The real issue here is that Bitcoin is almost certainly not sustainable if the block size remains limited to 1 Mb. That isn’t something worth investing in and I don’t see how that could possibly lead to a high hash rate later on. http://bitcoinist.net/the-optimal-block-size/
That is a condition of equilibrium, indeed. However, it should be noted that the evenly rotating economy is never achieved in the real world economy, shifting demands and conditions of welfare prevent any price-determining factors from remaining constant long enough to bring the market into perfect equilibrium. That is one of the first and basic rules of Austrian economics: equilibria do not exist in the real world, they are merely theoretical constructs used to simplify real world situations. Thus, miner fees will always be above or below that equilibrium, meaning that it is very possible for fees to descend below production costs.
Which brings me to the assumption that Gavin used cost of production theory of value. He did actually say that miner fees could no go to zero because they could only fall to the marginal cost of production. For that to actually be true, the costs of production would actually have to determine prices. This is why I brought up the cost of production theory and provided a summary refutation of it. Although he was right in saying that “There is no guarantee that future one-gigabyte blocks full of smaller transactions will generate enough fees to secure the blockchain,” it cannot be denied that he did say that fees could not fall to 0 because of the costs of production. In reality, fees can fall to zero, because if no one pays the listed fee, then the market price for transaction confirmations is effectively zero. Obviously, he can’t believe in both things, so I guess that was just a lapse in thinking that no one caught.

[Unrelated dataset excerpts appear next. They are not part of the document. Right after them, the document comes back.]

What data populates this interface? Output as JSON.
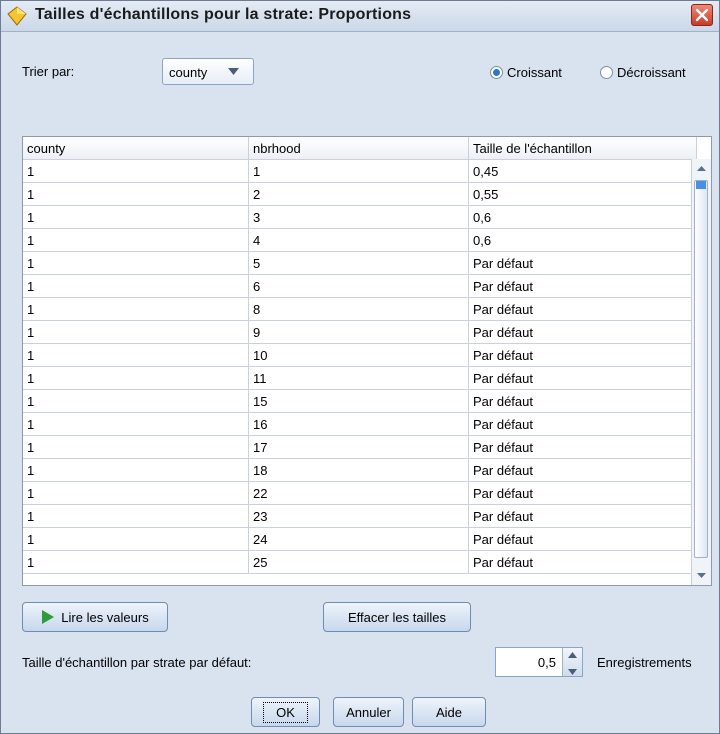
{
  "window": {
    "title": "Tailles d'échantillons pour la strate: Proportions",
    "accent": "#2f74d0"
  },
  "sort": {
    "label": "Trier par:",
    "selected": "county",
    "ascending_label": "Croissant",
    "descending_label": "Décroissant",
    "ascending_selected": true
  },
  "table": {
    "columns": [
      "county",
      "nbrhood",
      "Taille de l'échantillon"
    ],
    "rows": [
      [
        "1",
        "1",
        "0,45"
      ],
      [
        "1",
        "2",
        "0,55"
      ],
      [
        "1",
        "3",
        "0,6"
      ],
      [
        "1",
        "4",
        "0,6"
      ],
      [
        "1",
        "5",
        "Par défaut"
      ],
      [
        "1",
        "6",
        "Par défaut"
      ],
      [
        "1",
        "8",
        "Par défaut"
      ],
      [
        "1",
        "9",
        "Par défaut"
      ],
      [
        "1",
        "10",
        "Par défaut"
      ],
      [
        "1",
        "11",
        "Par défaut"
      ],
      [
        "1",
        "15",
        "Par défaut"
      ],
      [
        "1",
        "16",
        "Par défaut"
      ],
      [
        "1",
        "17",
        "Par défaut"
      ],
      [
        "1",
        "18",
        "Par défaut"
      ],
      [
        "1",
        "22",
        "Par défaut"
      ],
      [
        "1",
        "23",
        "Par défaut"
      ],
      [
        "1",
        "24",
        "Par défaut"
      ],
      [
        "1",
        "25",
        "Par défaut"
      ]
    ]
  },
  "buttons": {
    "read_values": "Lire les valeurs",
    "clear_sizes": "Effacer les tailles",
    "ok": "OK",
    "cancel": "Annuler",
    "help": "Aide"
  },
  "default_size": {
    "label": "Taille d'échantillon par strate par défaut:",
    "value": "0,5",
    "units": "Enregistrements"
  }
}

Lastly, I never said that an unlimited blocksize would be unsustainable, I just mentioned that other people made that argument. In fact, I argued that an unlimited blocksize would ultimately give rise to a “natural” limit, since miners would only create blocks small enough to elicit a profitable transaction fee. Additionally, I agree that the limit should be raised to accommodate for increased transaction volume, as the original limit was implemented only to prevent spam on the network, and not as an attempt to engineer transaction volume or fees. All I was doing in this article was pointing out blurry economic thinking, which I believe is a very important thing to do.
read it. Was it reviewed by any actual economists? Mine was by five, are we all wrong?